#4 Pangeran Neraka Ke Tujuh

#4 Pangeran Neraka Ke Tujuh

Aku telah menelepon orang tua Omorfa tadi. Untungnya, mereka baik-baik saja.
Awalnya aku menelepon kediaman mereka, tapi tak ada yang menjawabnya. Ternyata, listrik di daerah sana sedang padam. Sebelumnya, aku mengira bahwa mereka terlibat kecelakaan atau apapun. Tapi, ternyata mereka baik-baik saja.
Sudah satu jam aku berbaring di bawah pangkuan Dilsiz menunggu Omorfa untuk bangun. Tapi ..., jika seperti ini terus, mungkin aku malah ketiduran.
Dilsiz, dia adalah salah satu pelayanku. Ia adalah korban peperangan di Suriah yang sedang gencar-gencarnya saat ini, dan kedua orang tuanya telah meninggal pada peristiwa itu.

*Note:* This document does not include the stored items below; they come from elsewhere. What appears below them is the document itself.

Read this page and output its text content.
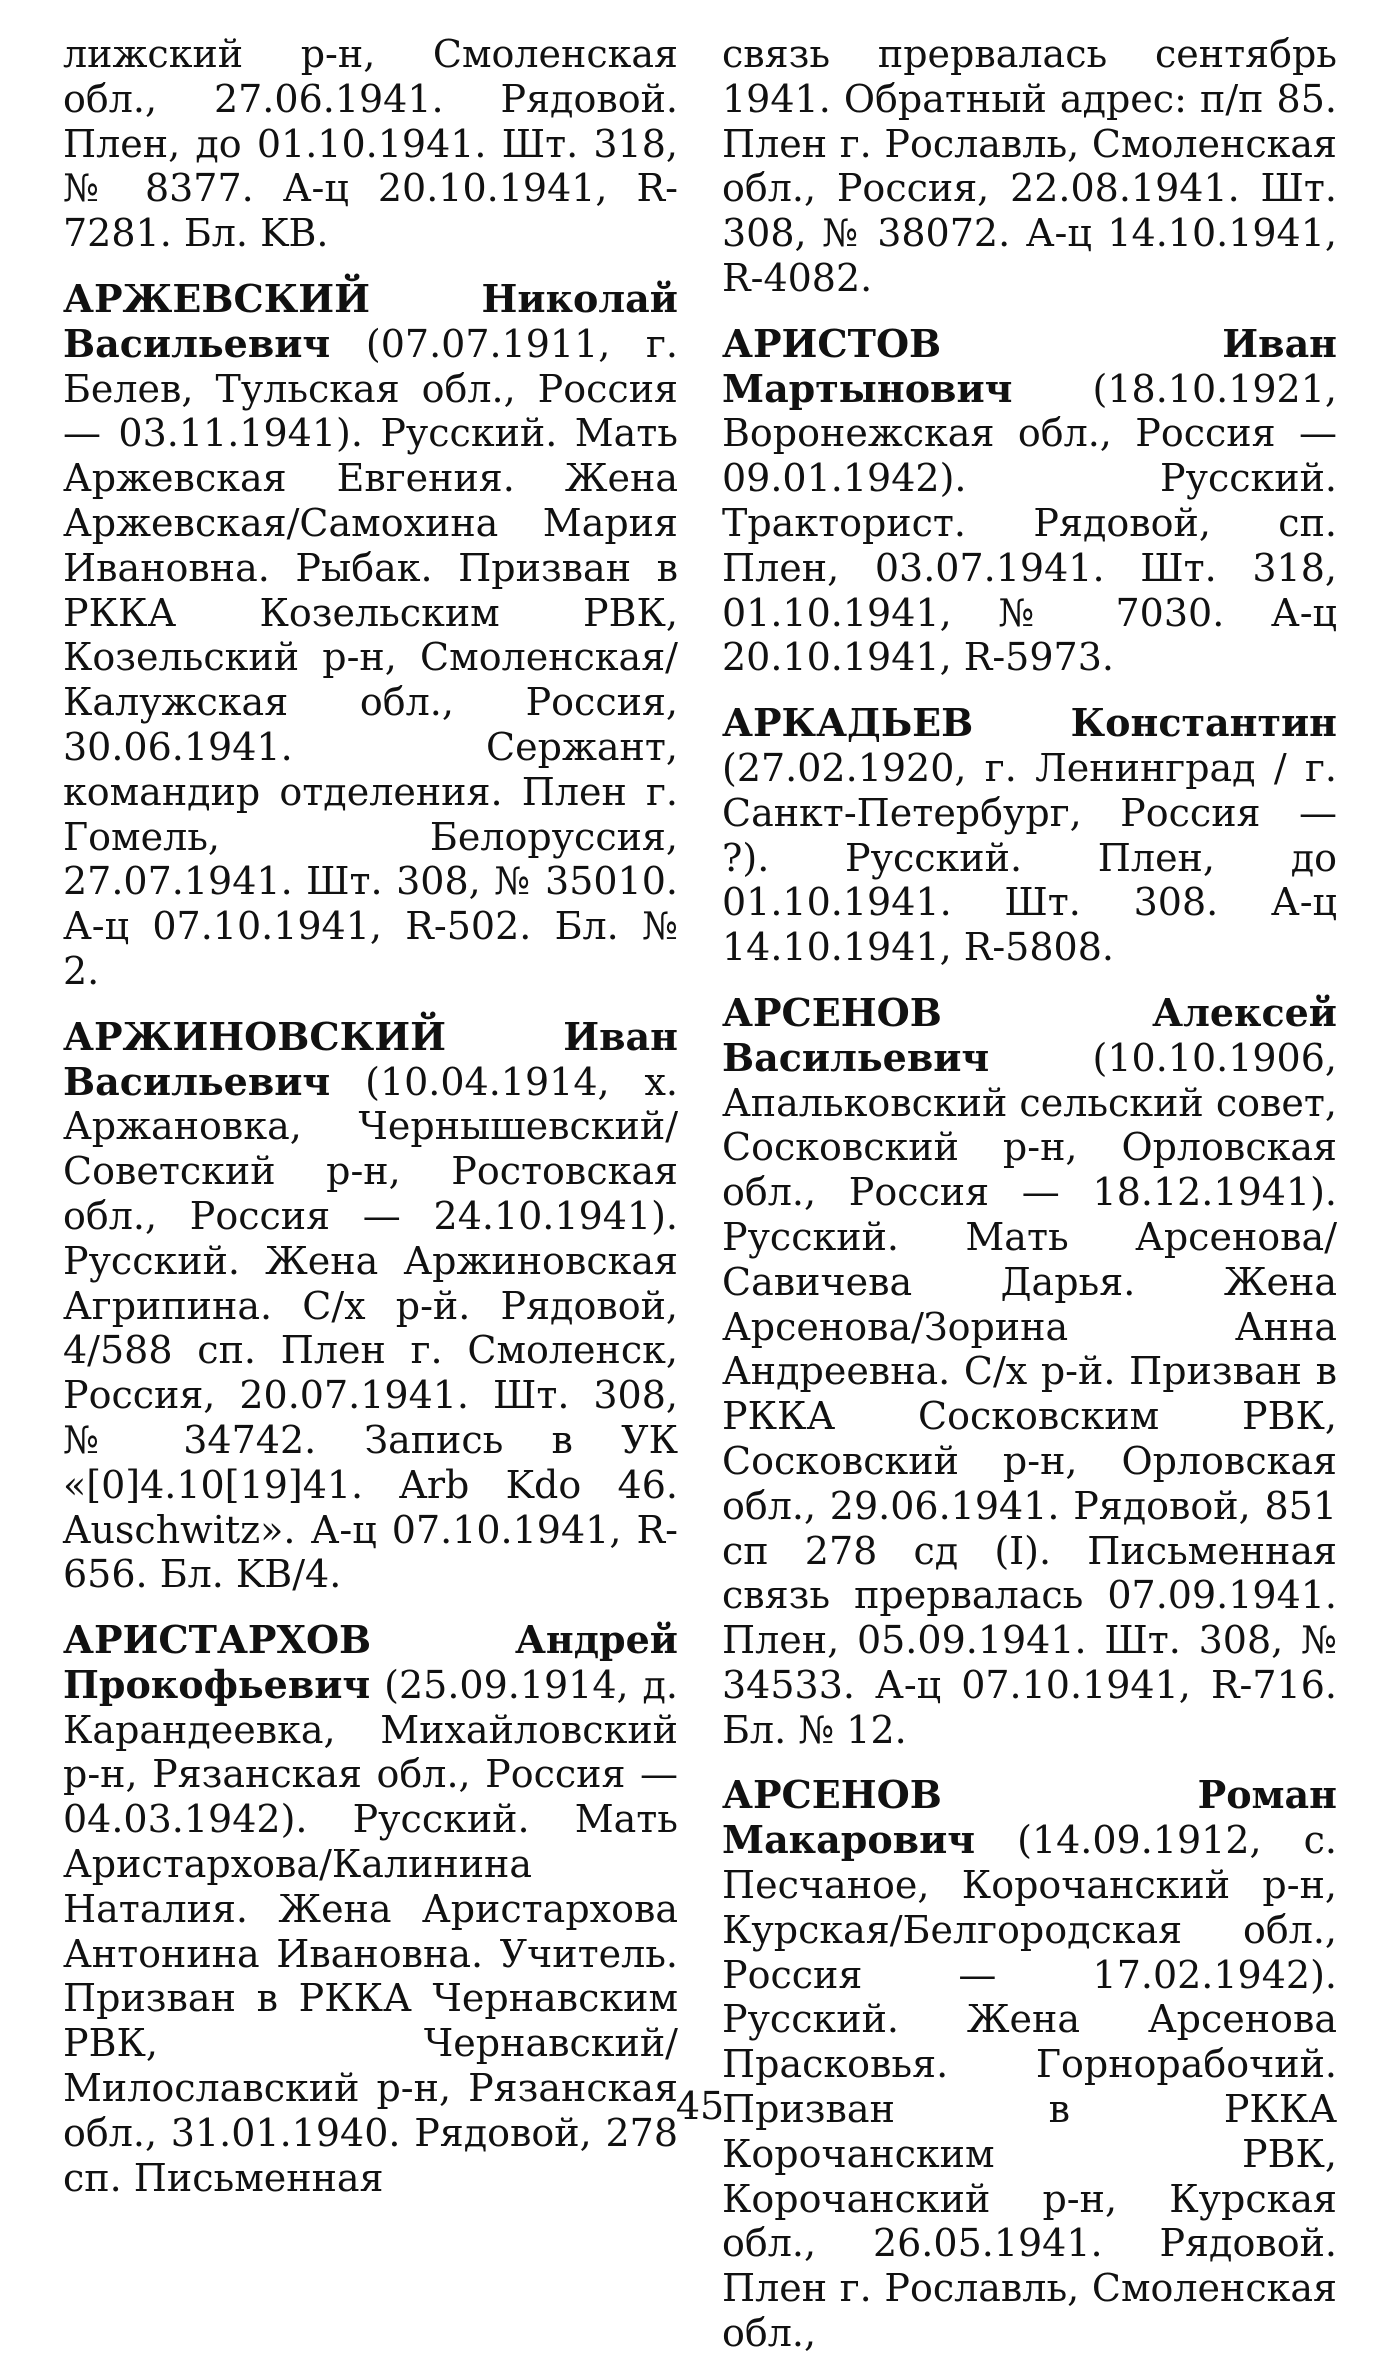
лижский р-н, Смоленская обл., 27.06.1941. Рядовой. Плен, до 01.10.1941. Шт. 318, № 8377. А-ц 20.10.1941, R-7281. Бл. KB.

АРЖЕВСКИЙ Николай Васильевич (07.07.1911, г. Белев, Тульская обл., Россия — 03.11.1941). Русский. Мать Аржевская Евгения. Жена Аржевская/Самохина Мария Ивановна. Рыбак. Призван в РККА Козельским РВК, Козельский р-н, Смоленская/Калужская обл., Россия, 30.06.1941. Сержант, командир отделения. Плен г. Гомель, Белоруссия, 27.07.1941. Шт. 308, № 35010. А-ц 07.10.1941, R-502. Бл. № 2.

АРЖИНОВСКИЙ Иван Васильевич (10.04.1914, х. Аржановка, Чернышевский/Советский р-н, Ростовская обл., Россия — 24.10.1941). Русский. Жена Аржиновская Агрипина. С/х р-й. Рядовой, 4/588 сп. Плен г. Смоленск, Россия, 20.07.1941. Шт. 308, № 34742. Запись в УК «[0]4.10[19]41. Arb Kdo 46. Auschwitz». А-ц 07.10.1941, R-656. Бл. KB/4.

АРИСТАРХОВ Андрей Прокофьевич (25.09.1914, д. Карандеевка, Михайловский р-н, Рязанская обл., Россия — 04.03.1942). Русский. Мать Аристархова/Калинина Наталия. Жена Аристархова Антонина Ивановна. Учитель. Призван в РККА Чернавским РВК, Чернавский/Милославский р-н, Рязанская обл., 31.01.1940. Рядовой, 278 сп. Письменная

связь прервалась сентябрь 1941. Обратный адрес: п/п 85. Плен г. Рославль, Смоленская обл., Россия, 22.08.1941. Шт. 308, № 38072. А-ц 14.10.1941, R-4082.

АРИСТОВ Иван Мартынович (18.10.1921, Воронежская обл., Россия — 09.01.1942). Русский. Тракторист. Рядовой, сп. Плен, 03.07.1941. Шт. 318, 01.10.1941, № 7030. А-ц 20.10.1941, R-5973.

АРКАДЬЕВ Константин (27.02.1920, г. Ленинград / г. Санкт-Петербург, Россия — ?). Русский. Плен, до 01.10.1941. Шт. 308. А-ц 14.10.1941, R-5808.

АРСЕНОВ Алексей Васильевич (10.10.1906, Апальковский сельский совет, Сосковский р-н, Орловская обл., Россия — 18.12.1941). Русский. Мать Арсенова/Савичева Дарья. Жена Арсенова/Зорина Анна Андреевна. С/х р-й. Призван в РККА Сосковским РВК, Сосковский р-н, Орловская обл., 29.06.1941. Рядовой, 851 сп 278 сд (I). Письменная связь прервалась 07.09.1941. Плен, 05.09.1941. Шт. 308, № 34533. А-ц 07.10.1941, R-716. Бл. № 12.

АРСЕНОВ Роман Макарович (14.09.1912, с. Песчаное, Корочанский р-н, Курская/Белгородская обл., Россия — 17.02.1942). Русский. Жена Арсенова Прасковья. Горнорабочий. Призван в РККА Корочанским РВК, Корочанский р-н, Курская обл., 26.05.1941. Рядовой. Плен г. Рославль, Смоленская обл.,

45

Ia memiliki sebuah kekurangan, yaitu mulutnya bisu. Andaikan ia dapat berbicara, mungkin ia adalah wanita ideal. Saat ini ia sedang mengusap kepalaku, setiap sentuhannya begitu lembut bagaikan seorang ibu.
Ibu, yah ....
Entah kapan terakhir kalinya aku bertemu dengan ibuku. Sayangnya saat ini mereka telah tiada. Ayah, ibu, dan nenek, mereka telah menghilang. Aku juga telah memutuskan segala hubunganku dengan keluarga yang lain. Ingatan mereka telah kuhapus, aku ragu apakah mereka masih mengingatku.
Mereka memang orang yang baik ... tapi hidup dengan para orang tua akan merepotkan. Lagipula saat ini aku sudah bukan manusia lagi.

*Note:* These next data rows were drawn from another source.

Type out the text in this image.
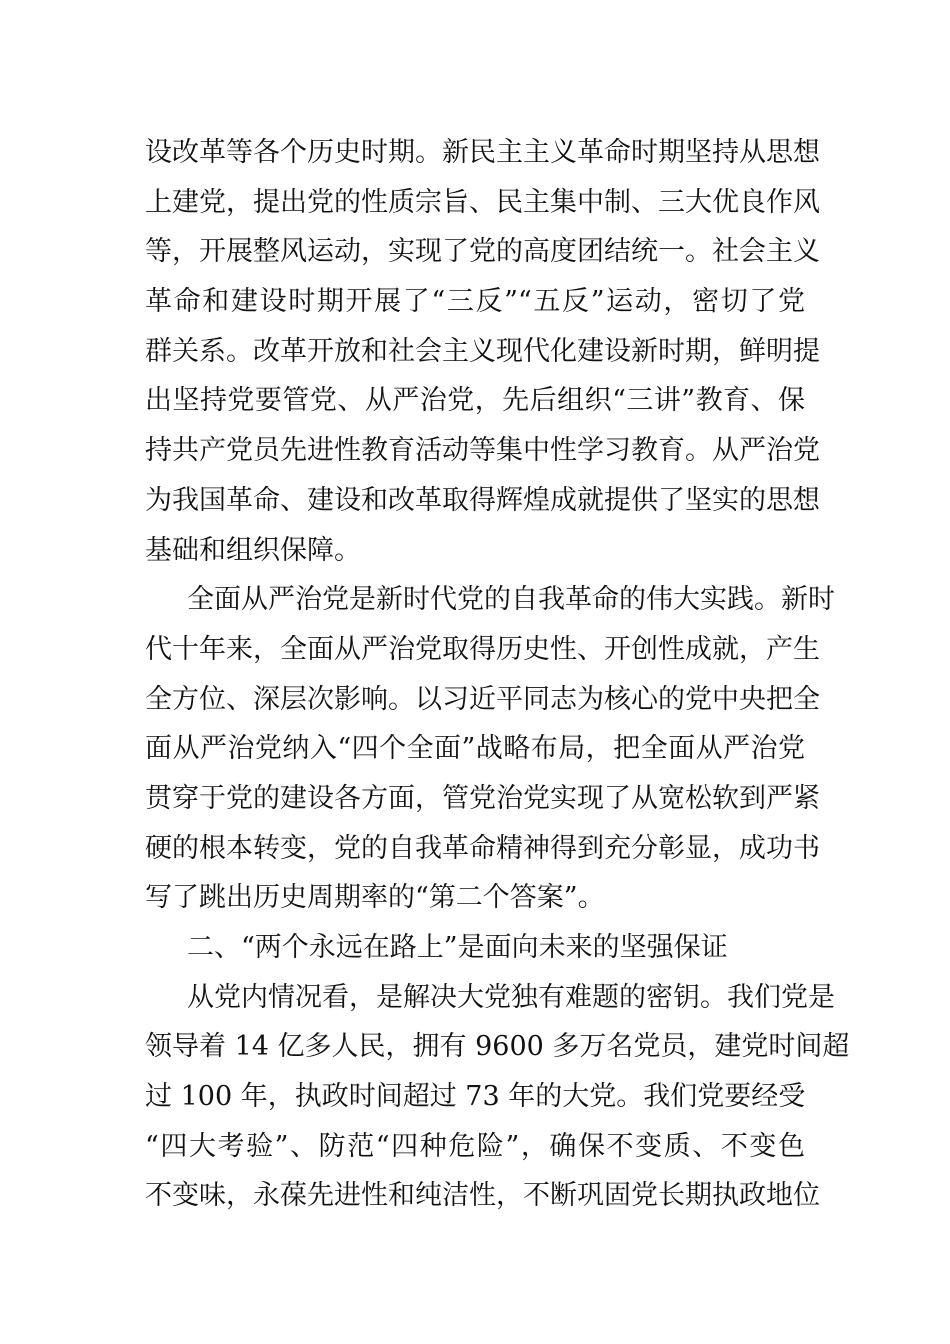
设改革等各个历史时期。新民主主义革命时期坚持从思想
上建党，提出党的性质宗旨、民主集中制、三大优良作风
等，开展整风运动，实现了党的高度团结统一。社会主义
革命和建设时期开展了“三反”“五反”运动，密切了党
群关系。改革开放和社会主义现代化建设新时期，鲜明提
出坚持党要管党、从严治党，先后组织“三讲”教育、保
持共产党员先进性教育活动等集中性学习教育。从严治党
为我国革命、建设和改革取得辉煌成就提供了坚实的思想
基础和组织保障。
全面从严治党是新时代党的自我革命的伟大实践。新时
代十年来，全面从严治党取得历史性、开创性成就，产生
全方位、深层次影响。以习近平同志为核心的党中央把全
面从严治党纳入“四个全面”战略布局，把全面从严治党
贯穿于党的建设各方面，管党治党实现了从宽松软到严紧
硬的根本转变，党的自我革命精神得到充分彰显，成功书
写了跳出历史周期率的“第二个答案”。
二、“两个永远在路上”是面向未来的坚强保证
从党内情况看，是解决大党独有难题的密钥。我们党是
领导着 14 亿多人民，拥有 9600 多万名党员，建党时间超
过 100 年，执政时间超过 73 年的大党。我们党要经受
“四大考验”、防范“四种危险”，确保不变质、不变色
不变味，永葆先进性和纯洁性，不断巩固党长期执政地位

Jam telah menunjukkan angka tujuh malam. Kurasa ... sudah waktunya untuk tidur. Maksudku, untuk kembali ke dunia bawah.
"Dilsiz, jika Omorfa bangun, maka bangunkan aku juga ...." ucapku pada Dilsiz.
Dilsiz hanya mengangguk sambil tersenyum, kemudian aku pergi ke ruangan tidurku. Kasur milikku berada satu ruangan dengan kasur yang sedang ditiduri Omorfa. Aku sengaja mengaturnya, agar kami tak terpisah terlalu jauh.
Aku pun membaringkan tubuhku, kelopak mataku pun tertutup sedikit demi sedikit.
***
Aku kembali ke dunia ini lagi ....
Kali ini aku sedang berada di istanaku. Istana ku ini sangatlah besar, hampir sama besar dengan istana milik Satan. Yah ..., di dunia ini aku adalah anak angkat dari Satan alias pangeran neraka ke tujuh. Aku juga memiliki seorang kakak yang bernama Mammon, tapi aku belum pernah bertemu dengannya kecuali pada saat pelantikanku menjadi anak angkat.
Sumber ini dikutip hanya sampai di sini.